= Setback (land use) =

Required distance in front of a building

In land use, a setback is the minimum distance which a building or other structure must be set back from a street or road, a river or other stream, a shore or flood plain, or any other place which is deemed to need protection. Depending on the jurisdiction, other things like fences, landscaping, septic tanks, and various potential hazards or nuisances might be regulated and prohibited by setback lines. Setbacks along state, provincial, or federal highways may also be set in the laws of the state or province, or the federal government.

Local governments create setbacks through ordinances, zoning restrictions, and Building Codes, usually for reasons of public policy such as safety, privacy, and environmental protection.

Neighborhood developers may create setback lines (usually defined in Covenants & Restrictions, and set forth in official neighborhood maps) to ensure uniform appearance in the neighborhood and prevent houses from crowding adjacent structures or streets. In some cases, building ahead of a setback line may be permitted through special approval.

==Overview==
Homes usually have a setback from the property boundary, so that they cannot be placed close together. Setbacks may also allow for public utilities to access the buildings, and for access to utility meters. In some municipalities, setbacks are based on street right-of-ways, and not the front property line. Nonetheless, many of the world's cities, such as those built in the US before 1916 and the beginnings of zoning in the United States, do not employ setbacks. Zoning –and laws pertaining to site development, such as setbacks for front lawns– has been criticized recently by urban planners (most notably Jane Jacobs) for the role that these laws have played in producing urban sprawl and automobile-dependent, low-density cities.

Older houses have smaller setbacks between properties, as walking was a primary mode of transportation and the distance people walked to actual destinations and, eventually, streetcar stops had to be kept short out of necessity. Distances of one to five feet at most are common in neighborhoods built in the United States before 1890, when the electric streetcar first became popular. Most suburbs laid out before 1920 have narrow lots and setbacks of five to fifteen feet between houses. As automobile ownership became common, setbacks increased further because zoning laws required developers to leave large spaces between the house and street.

Recently, in some areas of the United States, setback requirements have been lowered so as to permit new homes and other structures to be closer to the street, one facet of the low impact development urban design movement. This permits a more usable rear yard and limits new impervious surface areas for the purposes of stormwater infiltration.
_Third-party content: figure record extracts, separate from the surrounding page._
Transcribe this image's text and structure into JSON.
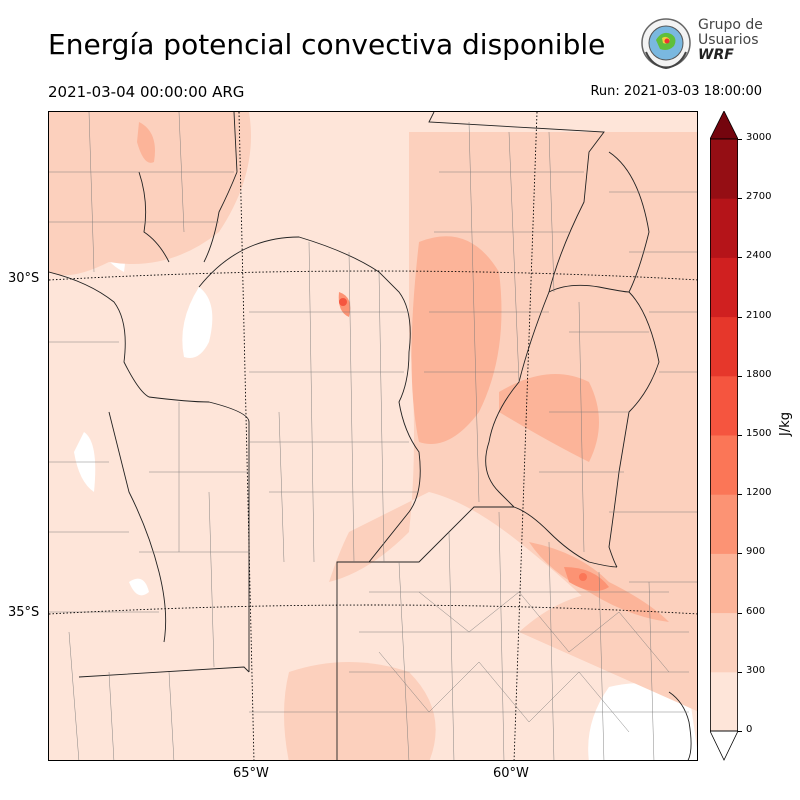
{
  "title": "Energía potencial convectiva disponible",
  "valid_time": "2021-03-04 00:00:00 ARG",
  "run_time": "Run: 2021-03-03 18:00:00",
  "logo": {
    "line1": "Grupo de",
    "line2": "Usuarios",
    "line3": "WRF"
  },
  "map": {
    "lat_labels": [
      "30°S",
      "35°S"
    ],
    "lon_labels": [
      "65°W",
      "60°W"
    ]
  },
  "colorbar": {
    "unit": "J/kg",
    "ticks": [
      "0",
      "300",
      "600",
      "900",
      "1200",
      "1500",
      "1800",
      "2100",
      "2400",
      "2700",
      "3000"
    ],
    "levels": [
      0,
      300,
      600,
      900,
      1200,
      1500,
      1800,
      2100,
      2400,
      2700,
      3000
    ],
    "colors": [
      "#fee5d9",
      "#fcd0bd",
      "#fcb499",
      "#fc9374",
      "#fb7657",
      "#f5553f",
      "#e6372b",
      "#d02020",
      "#b51419",
      "#950e14",
      "#74050e"
    ],
    "extend": "both"
  }
}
Mailboxes, on the other hand, often have a maximum setback instead of a minimum one. A postal administration or postmaster may mandate that if a mailbox on a street is too far from the curb for the letter carrier to insert mail, without having to get out of the vehicle, the mail may not be delivered to that address at all until the situation is corrected.

==Setbacks in Canada==
British Columbia uses a minimum setback of 4.5 metres (15 feet) of any building, mobile home, retaining wall, or other structure from all highway rights-of-way under the jurisdiction of the Ministry of Transportation and Infrastructure unless the building has access from another street, in which case the allowed setback is 3 metres (10 feet).